On Grief

I listened to the recent npr.org interview with comedian Patton Oswalt, whose wife passed away unexpectedly on April 21, 2016. I've chosen to share a few key points about his experience that I can stand behind 100% in thinking about my own: 

  • "You don't know the kind of pain and loss other people may have gone through, even close friends and acquaintances ... (Losing someone) is like seeing the world for what it really is ... You can only sympathize so far until it directly happens to you."
  • To completely shut down vulnerability in the face of grief is to do a disservice to the person who opened you up in the first place.  
  • Talking about grief is a way of moving it out of the muscles. 
  • "When you lose someone you tend to eat Wheat Thins for breakfast and re-watch The Princess Bride about 80 times and not sleep all that well, so... I don't know when the pushups are going to show up in my grieving process."
  • "You may be through with the past, but the past is not through with you. Grief will let you know when it's done."
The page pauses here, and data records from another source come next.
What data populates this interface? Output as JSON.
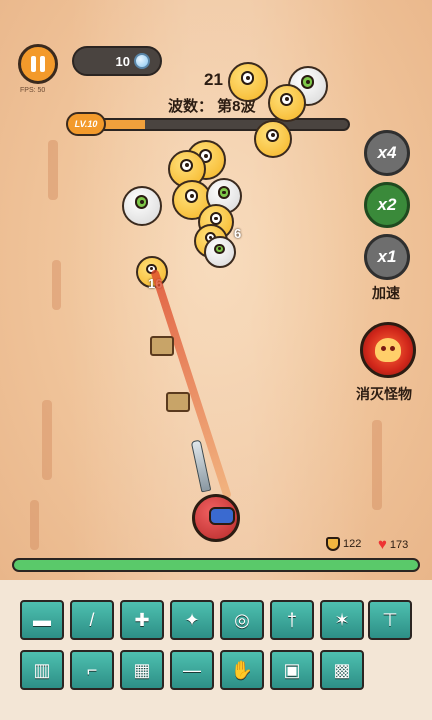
{
  "hud": {
    "pause_icon": "pause-icon",
    "fps_text": "FPS: 50",
    "gem_count": "10",
    "gem_icon": "gem-icon",
    "wave_text": "波数：  第8波",
    "level_label": "LV.10",
    "level_progress": 0.22
  },
  "speed_buttons": {
    "x4": "x4",
    "x2": "x2",
    "x1": "x1",
    "label": "加速"
  },
  "skill": {
    "label": "消灭怪物",
    "icon": "monster-icon"
  },
  "damage_numbers": [
    "21",
    "6",
    "16"
  ],
  "stats": {
    "shield_value": "122",
    "heart_value": "173",
    "shield_icon": "shield-icon",
    "heart_icon": "heart-icon"
  },
  "player_hp_fraction": 1.0,
  "inventory": [
    {
      "name": "pistol-icon",
      "glyph": "▬"
    },
    {
      "name": "dagger-icon",
      "glyph": "/"
    },
    {
      "name": "medkit-icon",
      "glyph": "✚"
    },
    {
      "name": "shuriken-icon",
      "glyph": "✦"
    },
    {
      "name": "bracelet-icon",
      "glyph": "◎"
    },
    {
      "name": "sword-icon",
      "glyph": "†"
    },
    {
      "name": "star-blade-icon",
      "glyph": "✶"
    },
    {
      "name": "hammer-icon",
      "glyph": "⊤"
    },
    {
      "name": "gauntlet-icon",
      "glyph": "▥"
    },
    {
      "name": "revolver-icon",
      "glyph": "⌐"
    },
    {
      "name": "box-icon",
      "glyph": "▦"
    },
    {
      "name": "knife-icon",
      "glyph": "—"
    },
    {
      "name": "glove-icon",
      "glyph": "✋"
    },
    {
      "name": "chest-icon",
      "glyph": "▣"
    },
    {
      "name": "crate-icon",
      "glyph": "▩"
    }
  ],
  "colors": {
    "accent": "#f39a2b",
    "hp_green": "#5ac96a",
    "slot_teal": "#3aa89c"
  }
}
As for my own grief, I've found that writing and talking about it does help enormously. It's a fine line, though, between expressing grief and wallowing in it. I can tell the difference in my own body by the way it feels- though I probably can't explain it.

It's been nearly 18 years since I lost my sweet, complicated, loving, troubled, amazing mother to the disease of alcoholism at at age 50, when I was 25- and every year around springtime, the grief wells up in me again. Fortunately, my practices, creative outlets, and supportive communities make it not only manageable but provide a way of staying in touch with the tender part of myself, the heart that opens willingly in the face of grief. The Unitarian minister A. Powell Davies wrote, "An open heart never grows bitter. Or if it does, it cannot remain so." 

Here's the piece I wrote about the last days with my mother and what it was like. Thank you, Valley Haggard, for publishing it on your site. (Her writing classes are life changing.) 

And lastly, from Patton: 

"Does this bum you out? Go walk for a half an hour... it'll flood you with endorphins."